Capítulo 1164: Los Treinta y Dos Investidos por los Dioses (Parte 1)
Las palabras de Yun Che fueron dichas con ligereza, pero lo suficientemente claras para que todos las escucharan. Sin embargo, toda la Plataforma de Investidura Divina parecía haber sido repentinamente hechizada, permaneciendo en un silencio sepulcral... aparte del continuo sonido de mandíbulas golpeando el suelo.
—¡Bien! ¡Bien! ¡¡Bien!!
El Emperador Divino Shi Tian aplaudió con fuerza, rugiendo tres veces la palabra "bien" seguidas, con una luz extraña brillando en sus ojos: —¡Muchacho! ¡Esta técnica de Sombra Oculta es realmente impresionante para este rey! ¡Con solo esa magnífica técnica de Sombra Oculta que acabas de mostrar, ya ha valido la pena que viniera al Dominio Divino del Este!
—Lástima que seas del Dominio Divino del Este. Si hubieras nacido en el Dominio Divino del Sur, ¡este rey te habría tomado como discípulo aunque tuviera que arrebatarte! ¡Jajajaja!
El Emperador Divino Shi Tian se rió a carcajadas, cada palabra como un trueno atronador.
"Impresionante" y "tomar como discípulo", dichas por el segundo Emperador Divino más poderoso del Dominio Divino del Sur... ¿qué concepto tan abrumador representaban?
Y antes, el Venerable Quhui había insultado duramente al maestro de Yun Che. Ahora, estas palabras del Emperador Divino Shi Tian eran una bofetada mucho más que directa para el Venerable Quhui.
Todos habían visto claramente que no solo los Reyes de los Reinos, sino también los Cinco Emperadores Divinos, las Diosas Estelares, las Diosas Lunares y los Guardianes en el estrado oriental mostraban expresiones de asombro.
—¿Técnica... de Sombra Oculta?
—¿No es esa una técnica de movimiento legendaria del Camino Divino?... ¿Alguien realmente puede dominarla? ¿Y es... un joven que apenas está en el Reino de la Tribulación Divina?
—Está registrada, pero nunca he oído que alguien la haya dominado. ¿Podría ser algún tipo... de truco de ilusión?
—¡Pero lo dijo el propio Emperador Divino Shi Tian! ¿Acaso podría ser falso?
—Ese muchacho... ¿no es mucho más complejo de lo que parece?
—¿Su acción... cuenta como hacer trampa? ¿Acaso así... será el primero? No... ¿es posible?
Yun Che había llegado a la Plataforma de Investidura Divina después de pasar dos rondas de clasificación con una Fuerza Arcana de nivel uno del Reino de la Tribulación Divina. Aunque la gente estaba sorprendida, después sentían más bien ridículo. Pero esta vez, Yun Che nuevamente tomó un "camino desviado", al menos desviándose completamente del propósito original del examen, y lo hizo bajo la atenta mirada de todos.
Pero lo que les dio no fue desdén ni risa, sino un asombro que tardó mucho en calmarse.
—¿Qué? ¿Otra vez quieres decir que hice trampa? —dijo Yun Che en voz baja, solo para que el Venerable Quhui lo escuchara, mirando su rostro rígido—. La única regla es ser el primero en llegar al piso trescientos. No hay otras reglas. ¡Tú mismo lo anunciaste a gritos! ¿Acaso el Venerable Quhui, conocido como el más justo y estricto del Dominio Divino del Este, va a desdecirse ahora?
El rostro del Venerable Quhui se contrajo. Su mirada se oscureció ligeramente, pero aún así no dijo nada.

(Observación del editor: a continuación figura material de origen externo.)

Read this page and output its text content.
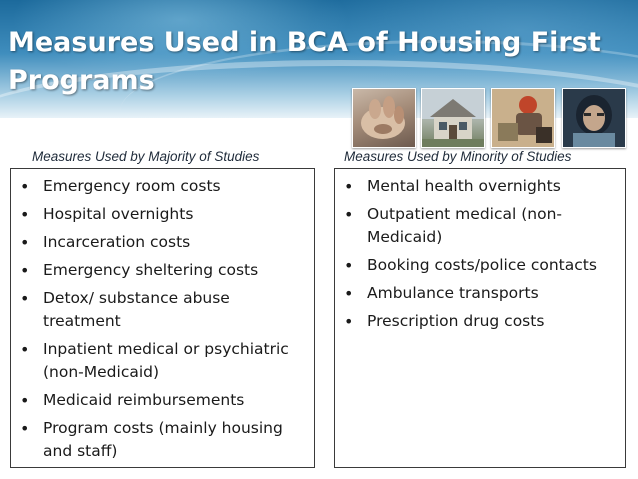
Measures Used in BCA of Housing First Programs
Measures Used by Majority of Studies	Measures Used by Minority of Studies
• Emergency room costs
• Hospital overnights
• Incarceration costs
• Emergency sheltering costs
• Detox/ substance abuse treatment
• Inpatient medical or psychiatric (non-Medicaid)
• Medicaid reimbursements
• Program costs (mainly housing and staff)
• Mental health overnights
• Outpatient medical (non-Medicaid)
• Booking costs/police contacts
• Ambulance transports
• Prescription drug costs
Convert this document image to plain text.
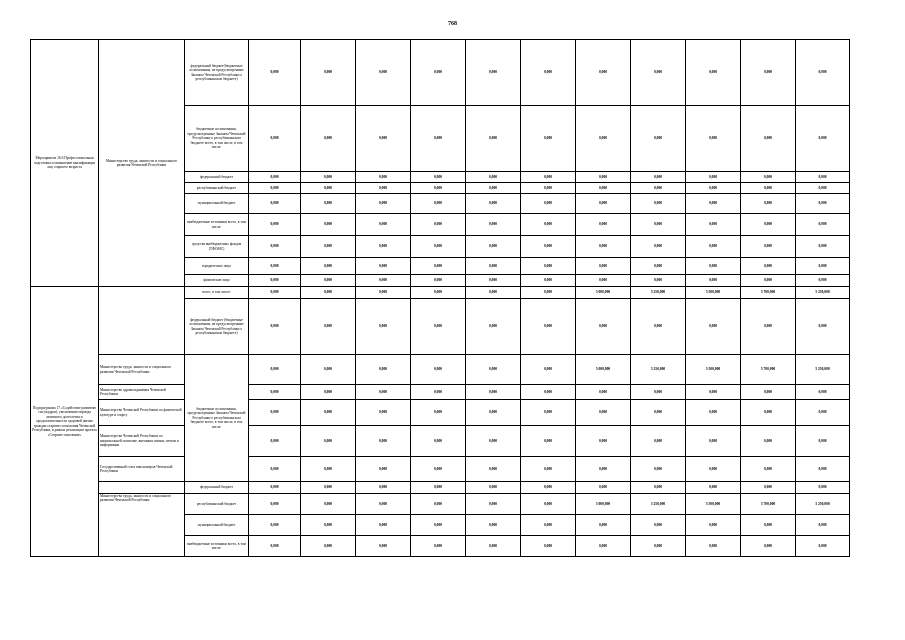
768
Мероприятие 16.6 Профессиональная подготовка и повышение квалификации лиц старшего возраста	Министерство труда, занятости и социального развития Чеченской Республики	федеральный бюджет(бюджетные ассигнования, не предусмотренные Законом Чеченской Республики о республиканском бюджете)	0,000	0,000	0,000	0,000	0,000	0,000	0,000	0,000	0,000	0,000	0,000
		бюджетные ассигнования, предусмотренные Законом Чеченской Республики о республиканском бюджете всего, в том числе, в том числе:	0,000	0,000	0,000	0,000	0,000	0,000	0,000	0,000	0,000	0,000	0,000
		федеральный бюджет	0,000	0,000	0,000	0,000	0,000	0,000	0,000	0,000	0,000	0,000	0,000
		республиканский бюджет	0,000	0,000	0,000	0,000	0,000	0,000	0,000	0,000	0,000	0,000	0,000
		муниципальный бюджет	0,000	0,000	0,000	0,000	0,000	0,000	0,000	0,000	0,000	0,000	0,000
		внебюджетные источники всего, в том числе:	0,000	0,000	0,000	0,000	0,000	0,000	0,000	0,000	0,000	0,000	0,000
		средства внебюджетных фондов (ТФОМС)	0,000	0,000	0,000	0,000	0,000	0,000	0,000	0,000	0,000	0,000	0,000
		юридические лица	0,000	0,000	0,000	0,000	0,000	0,000	0,000	0,000	0,000	0,000	0,000
		физические лица	0,000	0,000	0,000	0,000	0,000	0,000	0,000	0,000	0,000	0,000	0,000
Подпрограмма 17 «Содействие развитию сил (кадров), увеличению периода активного долголетия и продолжительности здоровой жизни граждан старшего поколения Чеченской Республики, в рамках реализации проекта «Старшее поколение»		всего, в том числе:	0,000	0,000	0,000	0,000	0,000	0,000	5 000,000	5 250,000	5 500,000	5 700,000	5 250,000
		федеральный бюджет (бюджетные ассигнования, не предусмотренные Законом Чеченской Республики о республиканском бюджете)	0,000	0,000	0,000	0,000	0,000	0,000	0,000	0,000	0,000	0,000	0,000
	Министерство труда, занятости и социального развития Чеченской Республики	бюджетные ассигнования, предусмотренные Законом Чеченской Республики о республиканском бюджете всего, в том числе, в том числе:	0,000	0,000	0,000	0,000	0,000	0,000	5 000,000	5 250,000	5 500,000	5 700,000	5 250,000
	Министерство здравоохранения Чеченской Республики		0,000	0,000	0,000	0,000	0,000	0,000	0,000	0,000	0,000	0,000	0,000
	Министерство Чеченской Республики по физической культуре и спорту		0,000	0,000	0,000	0,000	0,000	0,000	0,000	0,000	0,000	0,000	0,000
	Министерство Чеченской Республики по национальной политике, внешним связям, печати и информации		0,000	0,000	0,000	0,000	0,000	0,000	0,000	0,000	0,000	0,000	0,000
	Государственный союз пенсионеров Чеченской Республики		0,000	0,000	0,000	0,000	0,000	0,000	0,000	0,000	0,000	0,000	0,000
		федеральный бюджет	0,000	0,000	0,000	0,000	0,000	0,000	0,000	0,000	0,000	0,000	0,000
	Министерство труда, занятости и социального развития Чеченской Республики	республиканский бюджет	0,000	0,000	0,000	0,000	0,000	0,000	5 000,000	5 250,000	5 500,000	5 700,000	5 250,000
		муниципальный бюджет	0,000	0,000	0,000	0,000	0,000	0,000	0,000	0,000	0,000	0,000	0,000
		внебюджетные источники всего, в том числе:	0,000	0,000	0,000	0,000	0,000	0,000	0,000	0,000	0,000	0,000	0,000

Como líder de los Jueces del Reino Zhoutian, ¿cómo podría no conocer la legendaria técnica corporal suprema "Sombra Oculta"? Había vivido decenas de miles de años, y hoy era la primera vez que la veía con sus propios ojos... y en este joven al que tanto despreciaba, menospreciaba e incluso aborrecía.
Ciertamente, había anunciado personalmente, y para burlarse de Yun Che, había enfatizado frases como "sin límite de medios" y "sin reglas", porque estaba seguro de que en la Torre Zhoutian, donde cada paso era peligroso y no había lugar donde huir, hacer trampa era completamente imposible.
Nunca soñó que alguien pudiera usar ese tipo de método.
Y ese "método", ni siquiera los Cinco Emperadores Divinos podían usarlo.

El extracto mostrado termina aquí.